# Part 3: Parse HTML Code With Beautiful Soup

- Find Elements by ID
- Find Elements by HTML Class Name
- Extract Text From HTML Elements
- Extract Attributes From HTML Elements

## ⚠️ Durabilty Warning ⚠️

Like [mentioned in the course](https://realpython.com/lessons/challenge-of-durability/), websites frequently change. Unfortunately the job board that you'll see in the course, indeed.com, has started to block scraping of their site since the recording of the course.

Just like in the associated written tutorial on [web scraping with beautiful soup](https://realpython.com/beautiful-soup-web-scraper-python/#scrape-the-fake-python-job-site), you can instead use [Real Python's fake jobs site](https://realpython.github.io/fake-jobs/) to practice scraping a static website.

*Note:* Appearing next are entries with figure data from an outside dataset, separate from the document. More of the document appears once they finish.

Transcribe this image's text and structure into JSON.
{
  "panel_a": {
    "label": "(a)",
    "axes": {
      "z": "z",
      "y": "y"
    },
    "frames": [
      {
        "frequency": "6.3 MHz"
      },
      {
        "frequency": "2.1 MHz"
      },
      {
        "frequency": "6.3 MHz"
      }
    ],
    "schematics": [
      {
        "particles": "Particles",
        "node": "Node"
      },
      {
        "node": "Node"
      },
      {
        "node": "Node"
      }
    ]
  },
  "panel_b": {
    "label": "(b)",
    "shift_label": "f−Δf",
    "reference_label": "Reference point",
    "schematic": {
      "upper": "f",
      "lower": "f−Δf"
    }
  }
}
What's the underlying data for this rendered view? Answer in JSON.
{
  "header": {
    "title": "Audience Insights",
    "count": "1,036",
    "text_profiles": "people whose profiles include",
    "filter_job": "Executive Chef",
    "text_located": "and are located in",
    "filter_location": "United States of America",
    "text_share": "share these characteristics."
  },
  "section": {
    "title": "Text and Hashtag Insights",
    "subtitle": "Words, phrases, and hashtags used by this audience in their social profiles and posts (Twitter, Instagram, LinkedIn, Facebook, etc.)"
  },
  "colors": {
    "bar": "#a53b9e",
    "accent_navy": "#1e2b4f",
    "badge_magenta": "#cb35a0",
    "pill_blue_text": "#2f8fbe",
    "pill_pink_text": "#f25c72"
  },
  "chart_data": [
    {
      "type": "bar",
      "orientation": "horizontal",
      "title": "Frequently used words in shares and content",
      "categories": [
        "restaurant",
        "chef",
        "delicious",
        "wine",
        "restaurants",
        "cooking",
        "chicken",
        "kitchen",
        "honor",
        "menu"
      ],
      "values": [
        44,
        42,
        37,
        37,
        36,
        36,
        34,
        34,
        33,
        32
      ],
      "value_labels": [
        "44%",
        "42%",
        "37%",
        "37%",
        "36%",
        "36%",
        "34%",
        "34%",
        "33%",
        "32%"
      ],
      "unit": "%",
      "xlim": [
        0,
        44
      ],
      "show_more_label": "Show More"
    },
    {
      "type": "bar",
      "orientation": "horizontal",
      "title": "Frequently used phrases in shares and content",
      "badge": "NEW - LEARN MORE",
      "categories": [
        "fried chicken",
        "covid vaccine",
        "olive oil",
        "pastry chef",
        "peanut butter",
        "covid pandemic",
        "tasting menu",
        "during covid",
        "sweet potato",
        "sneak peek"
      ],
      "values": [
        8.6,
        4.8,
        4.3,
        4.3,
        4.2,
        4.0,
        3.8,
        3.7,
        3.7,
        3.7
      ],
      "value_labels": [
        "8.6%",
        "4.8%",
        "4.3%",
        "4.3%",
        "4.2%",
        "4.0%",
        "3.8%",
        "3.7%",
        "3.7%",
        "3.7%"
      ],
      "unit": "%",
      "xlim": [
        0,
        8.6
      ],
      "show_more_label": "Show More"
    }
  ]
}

All the concepts discussed in the course lessons are still accurate. Translating what you see onto a different website will be a good learning opportunity where you'll have to synthesize the information and apply it practically.

In [None]:
# scrape the site
import requests

url = "https://realpython.github.io/fake-jobs/"
response = requests.get(url)

After scraping the HTML content, you continue working to pick out the info you need.

In [None]:
from bs4 import BeautifulSoup

In [None]:
soup = BeautifulSoup(response.content)

In [None]:
soup

What a soup!!! 🍜 Let's be picky and thin it out.

## Find Elements By ID

`id` attributes uniquely identify HTML elements. Let's find one we need with Developer Tools!

In [None]:
results = soup.find(id="ResultsContainer")

In [None]:
results

Better, but let's drill down some more

## Find Elements By Class Name

The job postings all have the same HTML `class`. Let's find all that are on this page.

In [None]:
jobs = results.find_all("div", class_="card-content")

In [None]:
len(jobs)  # how many?

In [None]:
jobs[0]  # let's check out just one of them

## Extract Text From HTML Elements

Next, let's target a specific text from the site and extract it from the surrounding HTML

In [None]:
title_element = jobs[0].find("h2")
title_element

In [None]:
title = title_element.text
title

In [None]:
# clean it up - not necessary here, but often helpful to remove whitespace
title.strip()

And now for all jobs, in a concise list comprehension:

In [None]:
job_titles = [job.find("h2").text.strip() for job in jobs]

In [None]:
job_titles

## Extract Attributes From HTML Elements

Apart from text content, HTML attributes can contain important information you want to parse, for example the URL where a link points to. Let's learn how to extract them.

In [None]:
apply_link = jobs[0].find("a", text="Apply")
apply_link

In [None]:
job_url = apply_link["href"]
job_url

With this, you are now able to access the specifc job posting, for example by using `requests` again:

In [None]:
job_site = requests.get(job_url)
job_soup = BeautifulSoup(job_site.content)

In [None]:
job_soup.text

You could set up a pipeline that follows the job posting details links and fetches the more detailed job description from there. You could set up some parameters by which to highlight or discard listings that contain certain key phrases.

There's a lot you can do to customize this automated job search script to your own specific interests.